Nusret Kaya’ya göre insanların büyük çoğunluğu neredeyse yüzde 99’u alt beyni kullanmıyor. Çünkü, üst beyin ve alt beynin ortasında şuuraltı var. Burada seksüel içerikli takıntılarımız yer alıyor. Bu takıntılardan kurtulamazsak, ömür boyunca alt ve üst beyin bağlantısı kurulamıyor, alt beyindeki koca bir hazine kaybedilebiliyor. Burada esas olan üst beyni devre dışı bırakıp, alt beyne olumlu telkinler yapmak. Bu konuda Batı’da psikoanaliz yoluyla, rüya analizi ve serbest çağrışım metoduyla üst beyin devre dışı bırakılarak alt beyne inmeye çalışılıyor. İşte, rüya analizleriyle bu takıntılardan kurtularak beynin iki bölümünün bağlantısı sağlanıyor. Böylece üst beyinler daha güçlü oluyor. Bu da mutluluk, başarı, yaratıcılık, güç ve barış anlamına geliyor.

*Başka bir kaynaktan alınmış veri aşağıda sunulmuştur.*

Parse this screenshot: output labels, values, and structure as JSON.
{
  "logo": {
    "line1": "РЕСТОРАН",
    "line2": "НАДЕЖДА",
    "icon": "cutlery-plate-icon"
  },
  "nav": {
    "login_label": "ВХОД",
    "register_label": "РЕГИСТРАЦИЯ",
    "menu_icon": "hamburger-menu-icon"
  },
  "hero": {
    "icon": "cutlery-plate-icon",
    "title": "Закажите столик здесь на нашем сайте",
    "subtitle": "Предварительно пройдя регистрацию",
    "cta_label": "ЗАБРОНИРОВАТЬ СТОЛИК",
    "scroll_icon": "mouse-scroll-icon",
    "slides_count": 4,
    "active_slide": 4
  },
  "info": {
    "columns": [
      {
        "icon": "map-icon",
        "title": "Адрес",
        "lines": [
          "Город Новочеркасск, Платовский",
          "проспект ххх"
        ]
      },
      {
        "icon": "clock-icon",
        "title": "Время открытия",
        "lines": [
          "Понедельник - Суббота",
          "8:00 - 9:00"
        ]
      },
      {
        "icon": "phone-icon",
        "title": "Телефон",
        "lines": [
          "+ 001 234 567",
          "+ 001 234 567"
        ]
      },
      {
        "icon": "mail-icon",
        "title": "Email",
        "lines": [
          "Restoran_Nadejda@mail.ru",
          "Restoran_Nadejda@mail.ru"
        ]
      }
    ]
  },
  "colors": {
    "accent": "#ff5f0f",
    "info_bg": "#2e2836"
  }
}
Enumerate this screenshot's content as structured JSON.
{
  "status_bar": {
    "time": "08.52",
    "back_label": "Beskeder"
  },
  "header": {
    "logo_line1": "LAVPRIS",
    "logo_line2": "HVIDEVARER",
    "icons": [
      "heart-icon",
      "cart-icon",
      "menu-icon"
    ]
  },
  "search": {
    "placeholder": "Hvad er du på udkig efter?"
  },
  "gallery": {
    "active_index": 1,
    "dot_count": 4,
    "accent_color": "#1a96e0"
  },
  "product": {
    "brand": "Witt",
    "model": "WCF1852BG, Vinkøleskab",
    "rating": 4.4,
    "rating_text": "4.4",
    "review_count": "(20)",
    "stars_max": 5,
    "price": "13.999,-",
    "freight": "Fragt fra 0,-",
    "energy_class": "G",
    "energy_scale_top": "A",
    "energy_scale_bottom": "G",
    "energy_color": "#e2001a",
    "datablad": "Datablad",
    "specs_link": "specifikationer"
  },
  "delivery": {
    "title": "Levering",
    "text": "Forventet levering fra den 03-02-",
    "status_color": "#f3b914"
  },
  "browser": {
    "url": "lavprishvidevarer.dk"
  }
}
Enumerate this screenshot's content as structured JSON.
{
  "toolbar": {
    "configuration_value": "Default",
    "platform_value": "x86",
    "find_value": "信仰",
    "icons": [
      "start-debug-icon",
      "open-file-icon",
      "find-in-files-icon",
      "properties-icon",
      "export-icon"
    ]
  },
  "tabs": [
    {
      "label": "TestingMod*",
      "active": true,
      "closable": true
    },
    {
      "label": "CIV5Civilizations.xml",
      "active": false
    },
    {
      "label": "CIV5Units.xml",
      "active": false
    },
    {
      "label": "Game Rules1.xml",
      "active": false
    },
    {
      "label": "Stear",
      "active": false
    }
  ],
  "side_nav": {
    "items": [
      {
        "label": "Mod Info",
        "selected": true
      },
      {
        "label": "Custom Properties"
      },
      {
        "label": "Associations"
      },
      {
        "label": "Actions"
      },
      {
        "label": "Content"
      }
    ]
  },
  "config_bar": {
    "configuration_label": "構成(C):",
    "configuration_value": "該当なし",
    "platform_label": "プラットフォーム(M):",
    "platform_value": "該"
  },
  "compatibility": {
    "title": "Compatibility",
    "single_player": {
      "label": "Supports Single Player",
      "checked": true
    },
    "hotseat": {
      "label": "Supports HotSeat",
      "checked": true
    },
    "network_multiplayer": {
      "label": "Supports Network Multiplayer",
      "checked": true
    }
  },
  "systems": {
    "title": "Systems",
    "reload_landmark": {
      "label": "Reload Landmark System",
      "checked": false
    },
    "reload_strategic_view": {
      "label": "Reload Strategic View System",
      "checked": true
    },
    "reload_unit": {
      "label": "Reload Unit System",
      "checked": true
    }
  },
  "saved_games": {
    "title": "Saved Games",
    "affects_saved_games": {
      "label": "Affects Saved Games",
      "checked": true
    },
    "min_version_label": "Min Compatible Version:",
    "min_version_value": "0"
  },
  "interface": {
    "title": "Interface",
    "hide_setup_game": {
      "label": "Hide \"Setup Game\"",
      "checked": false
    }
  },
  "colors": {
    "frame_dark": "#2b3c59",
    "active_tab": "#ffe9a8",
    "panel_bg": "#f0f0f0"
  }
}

Alt beyin takıntıları yumuşayınca…
Kaya’ya göre takıntılarımızdan kurtulduğunuzda üst beyinlerimiz netleşecek, yaratıcılığı yakalayacağız, gücü yakalayacağız, insanlarla iletişimimizde, onların alt beyinlerinin de farkına varacağız. Çünkü, insanlarla hatta diğer canlılarla üst beynimiz şekillere bağlı olarak, alfa frekansıyla iletişim kurarken, alt beynimiz delta frekansı ile daha derinden iletişim kuruyor. Bu delta frekansı, insanların kendi aralarındaki ve diğer varlıklarla ilişkilerinde son derece önemli rol oynuyor. Rüya analizinin nasıl uygulandığına gelince…
Rüyalarınızı not edin…
Üst beynin devre dışı bırakılabildiği her dönemde alt beyne inmek mümkün. Onun için, üst beynin devre dışı kaldığı rüyaların analizi son derece önem taşıyor. Peki, rüya analizi nasıl gerçekleşiyor? Rüya analizinde, eğitim ve çevresel durumunuz ne olursa olsun, ilk görüşme “bilgi verme” seansından oluşuyor. Bu seansın sözel kısmı, psikiyatristinizle yaptığınız “genel sohbet” anlamında işleniyor. Yazılı kısmında ise size beynin yapısı ve rüya analizi terapisinde yararlanacağınız yazılı dökümanlar veriliyor. İlk seansın sonunda, uykudan önce baş ucunuza bir kağıt kalem koymanız ve ne kadar garip, saçma, ayıp, komik olursa olsun, hatırlayabildiğiniz tüm rüyaları, uyanır uyanmaz ya da en geç kahvaltıdan önce, tüm ayrıntılarıyla yazmanız öneriliyor. Yani, rüyalarınızı üst beyin tam olarak devreye girmeden yazmanız şart. Aksi takdirde, üst beyin devreye girdiğinde rüyalarınızı yorumsuz olarak yazmanız mümkün olmayabiliyor. Ayrıca rüyalarınızı kimseye anlatıp, yorumlatmamaya da özen gösterin. Çünkü yanlış bir yorum, alt beyninizin takıntılarının artmasına yol açıyor.
Analizlerle huzuru yaklayın
Genelde iki üç seans beyin kapınızın açılması için yeterli oluyor. Yazdığınız rüyaların sayısı 5-6′ ya ulaştığında ikinci seansın başlaması için doktorunuzdan randevu alıyorsunuz. Bu seansta 3-4 rüya analizi ağırlıklı seans yapılıyor, şuuraltı ile buzulun altından bahsediliyor. Bunun sonucunda ise alt beyin takıntılarına inme imkânı yakalanıyor. Alt beyin takıntılarınızın farkına vardıkça, onların yumuşamaya başladığını hayretle izliyorsunuz. Son seans çalışması ise özel olarak geliştirilen bir alt beyin çalışmasından oluşuyor. Seçilmiş ses ve müzik eşliğinde yapılan uygulamalar, rahatlamanızı sağlıyor ve iyileşmenize yardımcı oluyor.